T2 assumes a powerful but fixed agent A, which is common when the agent is a closed source foundation model. The tool executes calls and returns results that the agent then uses to produce o. The optimization objective again lives on O_agent, but the trainable parameters belong to the tool. The paper describes quality weighted training, target based training, and reinforcement learning variants that all derive learning signals for the tool from the final agent outputs.

The survey treats long term memory as a special case of T2. Memory is an external store written and read through learned functions, and the agent remains frozen. Recent T2 systems include s3, which trains a 7 billion parameter searcher that maximizes a Gain Beyond RAG reward defined by a frozen generator, and AgentFlow, which trains a planner to orchestrate mostly frozen Qwen2.5 based modules using Flow GRPO.
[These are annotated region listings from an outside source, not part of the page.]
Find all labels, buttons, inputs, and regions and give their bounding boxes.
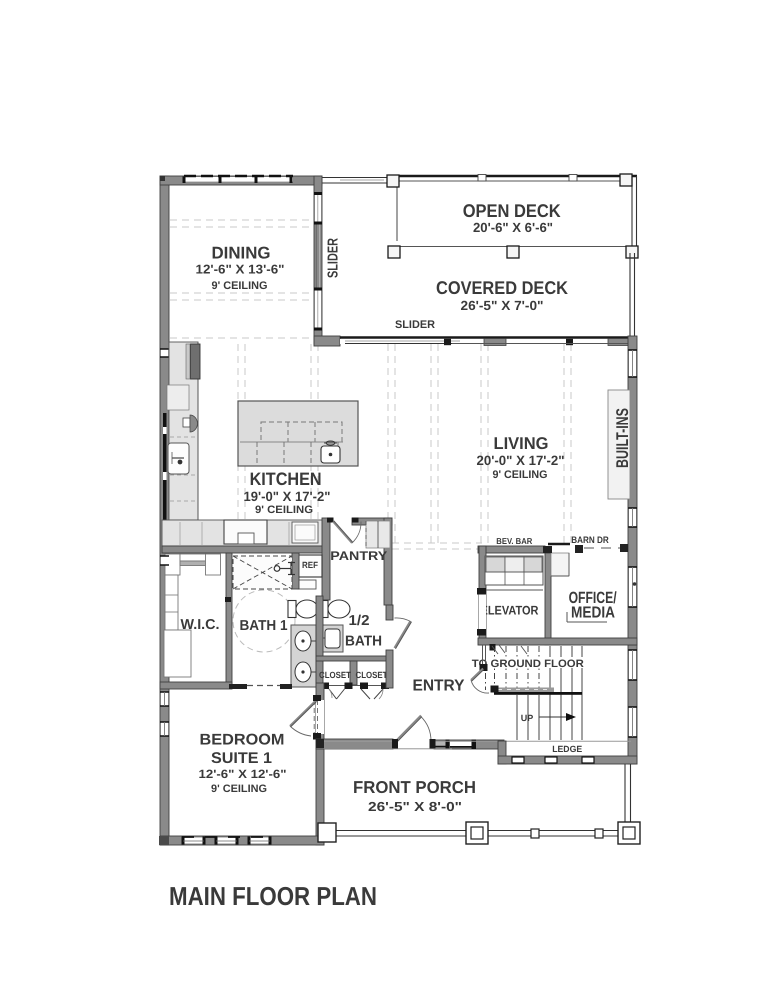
svg-text:BEDROOM: BEDROOM (200, 732, 285, 749)
svg-text:BATH: BATH (345, 634, 382, 650)
svg-text:LIVING: LIVING (494, 434, 549, 453)
svg-text:SLIDER: SLIDER (326, 238, 342, 278)
svg-text:9' CEILING: 9' CEILING (212, 280, 268, 292)
svg-text:20'-0" X 17'-2": 20'-0" X 17'-2" (477, 453, 565, 468)
svg-text:CLOSET: CLOSET (319, 670, 351, 680)
svg-text:TO GROUND FLOOR: TO GROUND FLOOR (472, 658, 584, 670)
svg-text:DINING: DINING (212, 244, 271, 263)
svg-text:BUILT-INS: BUILT-INS (613, 408, 632, 468)
svg-text:9' CEILING: 9' CEILING (493, 469, 548, 481)
svg-text:BATH 1: BATH 1 (240, 618, 288, 634)
svg-text:BEV. BAR: BEV. BAR (496, 536, 533, 546)
svg-text:PANTRY: PANTRY (330, 549, 388, 563)
svg-text:26'-5" X 7'-0": 26'-5" X 7'-0" (461, 298, 544, 313)
svg-text:ENTRY: ENTRY (413, 678, 465, 695)
svg-text:MEDIA: MEDIA (571, 605, 615, 622)
svg-text:20'-6" X 6'-6": 20'-6" X 6'-6" (473, 220, 553, 235)
svg-text:12'-6" X 13'-6": 12'-6" X 13'-6" (196, 262, 285, 277)
svg-text:SLIDER: SLIDER (395, 319, 435, 331)
svg-text:BARN DR: BARN DR (571, 534, 609, 545)
svg-text:OPEN DECK: OPEN DECK (463, 200, 562, 221)
svg-text:1/2: 1/2 (349, 613, 370, 629)
svg-text:9' CEILING: 9' CEILING (255, 504, 313, 516)
svg-text:MAIN FLOOR PLAN: MAIN FLOOR PLAN (169, 881, 377, 911)
svg-text:26'-5" X 8'-0": 26'-5" X 8'-0" (368, 799, 462, 814)
svg-text:CLOSET: CLOSET (356, 670, 388, 680)
svg-text:12'-6" X 12'-6": 12'-6" X 12'-6" (199, 767, 287, 781)
svg-text:SUITE 1: SUITE 1 (211, 750, 272, 767)
svg-text:COVERED DECK: COVERED DECK (436, 277, 569, 298)
svg-text:FRONT PORCH: FRONT PORCH (353, 777, 476, 797)
svg-text:19'-0" X 17'-2": 19'-0" X 17'-2" (244, 489, 331, 504)
svg-text:9' CEILING: 9' CEILING (211, 783, 267, 795)
svg-text:REF: REF (302, 560, 318, 570)
svg-text:W.I.C.: W.I.C. (181, 617, 220, 633)
svg-text:LEDGE: LEDGE (552, 744, 582, 754)
svg-text:UP: UP (521, 713, 534, 723)
svg-text:KITCHEN: KITCHEN (250, 469, 322, 489)
svg-text:ELEVATOR: ELEVATOR (481, 604, 539, 618)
https://arxiv.org/pdf/2512.16301

Key Takeaways

  • The research defines a precise 4 paradigm framework for adapting agentic AI by crossing 2 dimensions, whether adaptation targets the agent or tools, and whether the supervision signal comes from tool execution or from final agent outputs.
  • A1 methods such as Toolformer, ToolAlpaca, Gorilla, and DeepRetrieval adapt the agent directly from verifiable tool feedback, including retrieval metrics, SQL execution accuracy, and code execution results, often optimized with KL regularized Proximal Policy Optimization.
  • A2 methods optimize the agent from signals on final outputs, for example answer accuracy, and the paper shows that systems must still supervise tool calls or propagate sparse rewards through full trajectories, otherwise the agent can ignore tools while still improving likelihood.
  • T1 and T2 shift learning to tools and memory, T1 trains generally useful retrievers, searchers, and simulators without a specific agent in mind, while T2 adapts tools under a frozen agent, as in s3 and AgentFlow where a fixed generator supervises a learned searcher and planner.
  • The research team introduce an adaptation landscape that relates monolithic versus modular and local versus systemic control, and they argue that practical systems will combine rare A1 or A2 updates on a strong base model with frequent T1 and T2 adaptation of retrievers, search policies, simulators, and memory for robustness and scalability.